Tornando ai temi del Corso de L’Aquila, il Presidente ANTLO ha affermato “Il nuovo profilo prevede che i nuovi odontotecnici abbiano una formazione a livello universitario che meglio li prepari e li formi alle nuove incombenze e competenze. Ma coloro che hanno conseguito il diploma abilitante sono già chiamati ad affrontare un mercato che da tempo richiede una formazione continua all’altezza e che esalti il tanto decantato “team odontoiatrico”, quella contaminazione cioè di competenze tecniche e professionali di tutti i soggetti che lo compongono. Non si tratta ovviamente di invadere campi altrui! ma non si tratta più di operare a compartimenti stagni ma in completa sinergia. Rispettando le gerarchie professionali, ma esaltando il ruolo e il valore di tutti a tutto vantaggio dell’utilizzatore finale della prestazione: il paziente.”

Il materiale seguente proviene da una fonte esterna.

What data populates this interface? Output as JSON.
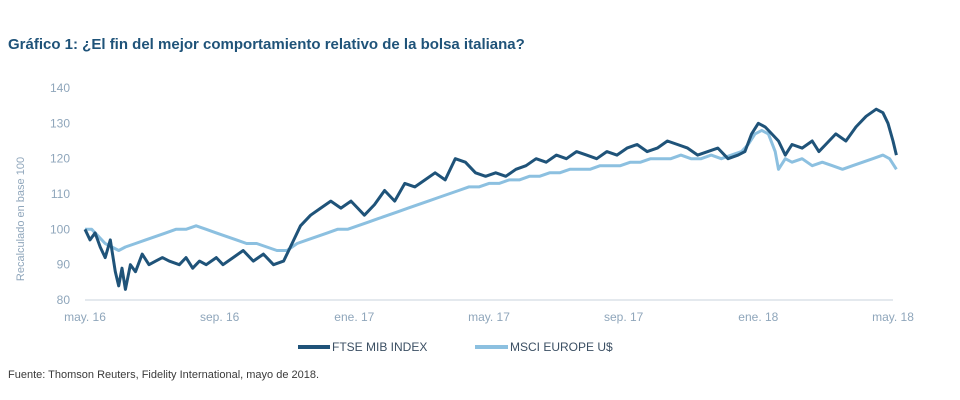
{
  "title": "Gráfico 1: ¿El fin del mejor comportamiento relativo de la bolsa italiana?",
  "source": "Fuente: Thomson Reuters, Fidelity International, mayo de 2018.",
  "chart_data": {
    "type": "line",
    "title": "Gráfico 1: ¿El fin del mejor comportamiento relativo de la bolsa italiana?",
    "ylabel": "Recalculado en base 100",
    "xlabel": "",
    "ylim": [
      80,
      140
    ],
    "yticks": [
      80,
      90,
      100,
      110,
      120,
      130,
      140
    ],
    "xticks": [
      {
        "label": "may. 16",
        "x": 0
      },
      {
        "label": "sep. 16",
        "x": 4
      },
      {
        "label": "ene. 17",
        "x": 8
      },
      {
        "label": "may. 17",
        "x": 12
      },
      {
        "label": "sep. 17",
        "x": 16
      },
      {
        "label": "ene. 18",
        "x": 20
      },
      {
        "label": "may. 18",
        "x": 24
      }
    ],
    "x_unit": "months since may. 16",
    "grid": false,
    "legend": "bottom-center",
    "series": [
      {
        "name": "FTSE MIB INDEX",
        "color": "#1f5379",
        "points": [
          [
            0,
            100
          ],
          [
            0.15,
            97
          ],
          [
            0.3,
            99
          ],
          [
            0.45,
            95
          ],
          [
            0.6,
            92
          ],
          [
            0.75,
            97
          ],
          [
            0.9,
            88
          ],
          [
            1.0,
            84
          ],
          [
            1.1,
            89
          ],
          [
            1.2,
            83
          ],
          [
            1.35,
            90
          ],
          [
            1.5,
            88
          ],
          [
            1.7,
            93
          ],
          [
            1.9,
            90
          ],
          [
            2.1,
            91
          ],
          [
            2.3,
            92
          ],
          [
            2.5,
            91
          ],
          [
            2.8,
            90
          ],
          [
            3.0,
            92
          ],
          [
            3.2,
            89
          ],
          [
            3.4,
            91
          ],
          [
            3.6,
            90
          ],
          [
            3.9,
            92
          ],
          [
            4.1,
            90
          ],
          [
            4.4,
            92
          ],
          [
            4.7,
            94
          ],
          [
            5.0,
            91
          ],
          [
            5.3,
            93
          ],
          [
            5.6,
            90
          ],
          [
            5.9,
            91
          ],
          [
            6.1,
            95
          ],
          [
            6.4,
            101
          ],
          [
            6.7,
            104
          ],
          [
            7.0,
            106
          ],
          [
            7.3,
            108
          ],
          [
            7.6,
            106
          ],
          [
            7.9,
            108
          ],
          [
            8.1,
            106
          ],
          [
            8.3,
            104
          ],
          [
            8.6,
            107
          ],
          [
            8.9,
            111
          ],
          [
            9.2,
            108
          ],
          [
            9.5,
            113
          ],
          [
            9.8,
            112
          ],
          [
            10.1,
            114
          ],
          [
            10.4,
            116
          ],
          [
            10.7,
            114
          ],
          [
            11.0,
            120
          ],
          [
            11.3,
            119
          ],
          [
            11.6,
            116
          ],
          [
            11.9,
            115
          ],
          [
            12.2,
            116
          ],
          [
            12.5,
            115
          ],
          [
            12.8,
            117
          ],
          [
            13.1,
            118
          ],
          [
            13.4,
            120
          ],
          [
            13.7,
            119
          ],
          [
            14.0,
            121
          ],
          [
            14.3,
            120
          ],
          [
            14.6,
            122
          ],
          [
            14.9,
            121
          ],
          [
            15.2,
            120
          ],
          [
            15.5,
            122
          ],
          [
            15.8,
            121
          ],
          [
            16.1,
            123
          ],
          [
            16.4,
            124
          ],
          [
            16.7,
            122
          ],
          [
            17.0,
            123
          ],
          [
            17.3,
            125
          ],
          [
            17.6,
            124
          ],
          [
            17.9,
            123
          ],
          [
            18.2,
            121
          ],
          [
            18.5,
            122
          ],
          [
            18.8,
            123
          ],
          [
            19.1,
            120
          ],
          [
            19.4,
            121
          ],
          [
            19.6,
            122
          ],
          [
            19.8,
            127
          ],
          [
            20.0,
            130
          ],
          [
            20.2,
            129
          ],
          [
            20.4,
            127
          ],
          [
            20.6,
            125
          ],
          [
            20.8,
            121
          ],
          [
            21.0,
            124
          ],
          [
            21.3,
            123
          ],
          [
            21.6,
            125
          ],
          [
            21.8,
            122
          ],
          [
            22.0,
            124
          ],
          [
            22.3,
            127
          ],
          [
            22.6,
            125
          ],
          [
            22.9,
            129
          ],
          [
            23.2,
            132
          ],
          [
            23.5,
            134
          ],
          [
            23.7,
            133
          ],
          [
            23.85,
            130
          ],
          [
            24.0,
            125
          ],
          [
            24.1,
            121
          ]
        ]
      },
      {
        "name": "MSCI EUROPE U$",
        "color": "#8cc0e0",
        "points": [
          [
            0,
            100
          ],
          [
            0.2,
            100
          ],
          [
            0.4,
            98
          ],
          [
            0.6,
            96
          ],
          [
            0.8,
            95
          ],
          [
            1.0,
            94
          ],
          [
            1.2,
            95
          ],
          [
            1.5,
            96
          ],
          [
            1.8,
            97
          ],
          [
            2.1,
            98
          ],
          [
            2.4,
            99
          ],
          [
            2.7,
            100
          ],
          [
            3.0,
            100
          ],
          [
            3.3,
            101
          ],
          [
            3.6,
            100
          ],
          [
            3.9,
            99
          ],
          [
            4.2,
            98
          ],
          [
            4.5,
            97
          ],
          [
            4.8,
            96
          ],
          [
            5.1,
            96
          ],
          [
            5.4,
            95
          ],
          [
            5.7,
            94
          ],
          [
            6.0,
            94
          ],
          [
            6.3,
            96
          ],
          [
            6.6,
            97
          ],
          [
            6.9,
            98
          ],
          [
            7.2,
            99
          ],
          [
            7.5,
            100
          ],
          [
            7.8,
            100
          ],
          [
            8.1,
            101
          ],
          [
            8.4,
            102
          ],
          [
            8.7,
            103
          ],
          [
            9.0,
            104
          ],
          [
            9.3,
            105
          ],
          [
            9.6,
            106
          ],
          [
            9.9,
            107
          ],
          [
            10.2,
            108
          ],
          [
            10.5,
            109
          ],
          [
            10.8,
            110
          ],
          [
            11.1,
            111
          ],
          [
            11.4,
            112
          ],
          [
            11.7,
            112
          ],
          [
            12.0,
            113
          ],
          [
            12.3,
            113
          ],
          [
            12.6,
            114
          ],
          [
            12.9,
            114
          ],
          [
            13.2,
            115
          ],
          [
            13.5,
            115
          ],
          [
            13.8,
            116
          ],
          [
            14.1,
            116
          ],
          [
            14.4,
            117
          ],
          [
            14.7,
            117
          ],
          [
            15.0,
            117
          ],
          [
            15.3,
            118
          ],
          [
            15.6,
            118
          ],
          [
            15.9,
            118
          ],
          [
            16.2,
            119
          ],
          [
            16.5,
            119
          ],
          [
            16.8,
            120
          ],
          [
            17.1,
            120
          ],
          [
            17.4,
            120
          ],
          [
            17.7,
            121
          ],
          [
            18.0,
            120
          ],
          [
            18.3,
            120
          ],
          [
            18.6,
            121
          ],
          [
            18.9,
            120
          ],
          [
            19.2,
            121
          ],
          [
            19.5,
            122
          ],
          [
            19.7,
            124
          ],
          [
            19.9,
            127
          ],
          [
            20.1,
            128
          ],
          [
            20.3,
            127
          ],
          [
            20.5,
            122
          ],
          [
            20.6,
            117
          ],
          [
            20.8,
            120
          ],
          [
            21.0,
            119
          ],
          [
            21.3,
            120
          ],
          [
            21.6,
            118
          ],
          [
            21.9,
            119
          ],
          [
            22.2,
            118
          ],
          [
            22.5,
            117
          ],
          [
            22.8,
            118
          ],
          [
            23.1,
            119
          ],
          [
            23.4,
            120
          ],
          [
            23.7,
            121
          ],
          [
            23.9,
            120
          ],
          [
            24.1,
            117
          ]
        ]
      }
    ]
  }
}
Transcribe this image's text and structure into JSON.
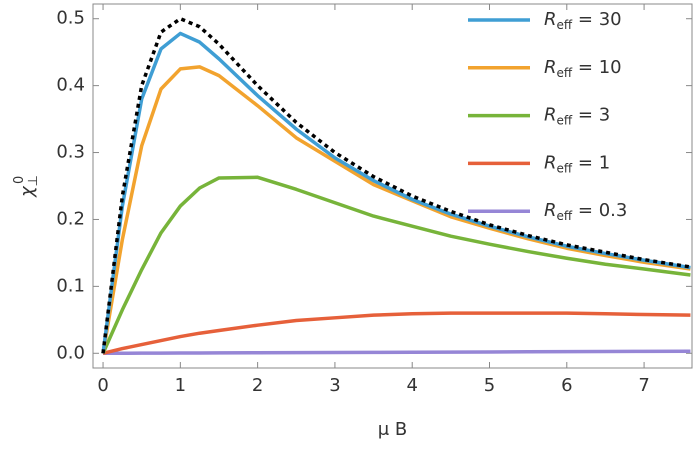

Concludendo il suo intervento Massimo Maculan ha ribadito “E proprio inquadrandosi sulla direttiva del team odontoiatrico e della contaminazione delle professionalità si basa la novità di questo “Corso di Alta Specializzazione” che non si esaurisce con qualche nozione di gnatologia e/o con l’alternanza nella docenza fra tecnico e clinico e lo stesso programma del corso indica chiaramente le finalità e gli scopi. E’ questo un Corso che sarà l’antesignano di tanti altri analoghi Corsi che verranno sicuramente organizzati anche nell’immediato futuro e come per il profilo, si mettano il cuore in pace, gli avversari sia del profilo che di questo Corso: otterremmo il primo e prenderemo esempio dal secondo per organizzarne tanti altri. Onore al merito quindi a chi ha organizzato quindi questo Corso di Alta Specializzazione, orgoglio e vanto non solo del collega e amico Battistelli, ma di tutta la categoria e di tutti i veri odontotecnici che vogliono fare gli odontotecnici.